A report by Angel Meléndez for Miami’s New Times.
In 1991, when LL Cool J dropped perhaps his most popular track, “Mama Said Knock You Out,” he famously opened with the lines “Don’t call it a comeback/I’ve been here for years.” The members of Orishas — a highly influential Cuban rap group that made a name for itself with songs like “A Lo Cubano” and “Represent” — aren’t ashamed to call their return a comeback. After all, they’ve been out of the game for nearly a decade.
The last the world heard from Orishas was 2009. Seven years is a long time to be silent, but bandmates Yotuel Romero, Ruzzo Medina, and Roldán González are speaking up again and making some glorious noise with their latest single, a love song to their native island, “Cuba Isla Bella.” However, it begs the question: Why reunite now?
“I know it’s strange, but it was a decision we made last year,” frontman Romero says. “With all the work I had done with people like Ricky Martin and Chayanne, Sony afforded me the opportunity to start my own record label. I wanted to sign a Cuban product that I believed in. So I went to Cuba looking for an artist that combined traditional Cuban music with hip-hop. When I got there, I realized that what I was looking for was Orishas and that it was looking for me too. I thought, What the fuck? I grabbed the phone, called Ruzzo, and said, ‘Hey, are you ready to restart?’ He answered, ‘I’ve been waiting years for this phone call.’?”

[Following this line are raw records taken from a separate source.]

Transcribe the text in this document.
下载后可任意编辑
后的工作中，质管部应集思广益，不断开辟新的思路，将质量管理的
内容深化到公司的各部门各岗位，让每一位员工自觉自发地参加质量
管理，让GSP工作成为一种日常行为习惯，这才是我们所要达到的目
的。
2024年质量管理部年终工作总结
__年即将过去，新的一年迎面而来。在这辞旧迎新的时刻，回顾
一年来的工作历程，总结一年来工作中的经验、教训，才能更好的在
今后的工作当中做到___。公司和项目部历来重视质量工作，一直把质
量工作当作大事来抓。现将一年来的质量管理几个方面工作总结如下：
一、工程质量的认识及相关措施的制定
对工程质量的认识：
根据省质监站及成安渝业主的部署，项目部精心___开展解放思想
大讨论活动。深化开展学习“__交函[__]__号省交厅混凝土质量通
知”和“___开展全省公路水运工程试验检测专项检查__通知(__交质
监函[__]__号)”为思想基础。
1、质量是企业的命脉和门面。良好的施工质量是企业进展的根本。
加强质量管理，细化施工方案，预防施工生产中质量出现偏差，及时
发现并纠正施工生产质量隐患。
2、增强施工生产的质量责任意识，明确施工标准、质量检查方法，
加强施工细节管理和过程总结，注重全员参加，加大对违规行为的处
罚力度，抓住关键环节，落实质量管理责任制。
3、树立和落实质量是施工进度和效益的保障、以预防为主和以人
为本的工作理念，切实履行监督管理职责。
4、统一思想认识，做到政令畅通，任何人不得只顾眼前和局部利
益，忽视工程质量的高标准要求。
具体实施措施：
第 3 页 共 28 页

If it sounds like the bandmates were estranged, that’s exactly the case.
“We didn’t speak for seven years. When we broke up, we broke up,” he says. “It was about as final as final gets. However, the beautiful thing about our friendship is that when I called Ruzzo and Roldán, it seemed like it had only been two days since we last spoke.”
Orishas is setting out on a string of dates across the U.S. throughout August and early September. The year will culminate in a very special performance in Cuba, where they will perform a set list containing both old-school hits and several new jams from an upcoming record they plan to release in 2018.
Though some of their music has changed, one thing that hasn’t is the cockiness and swagger associated with most successful rap artists. Romero isn’t afraid to critique Cuban hip-hop as being a lesser version of what it was in the past and boast of Orishas’ role in the grand scheme of things.
“Good [Spanish-language] hip-hop has disappeared. It turned into reggaeton and disappeared. Orishas is here again to rescue hip-hop.”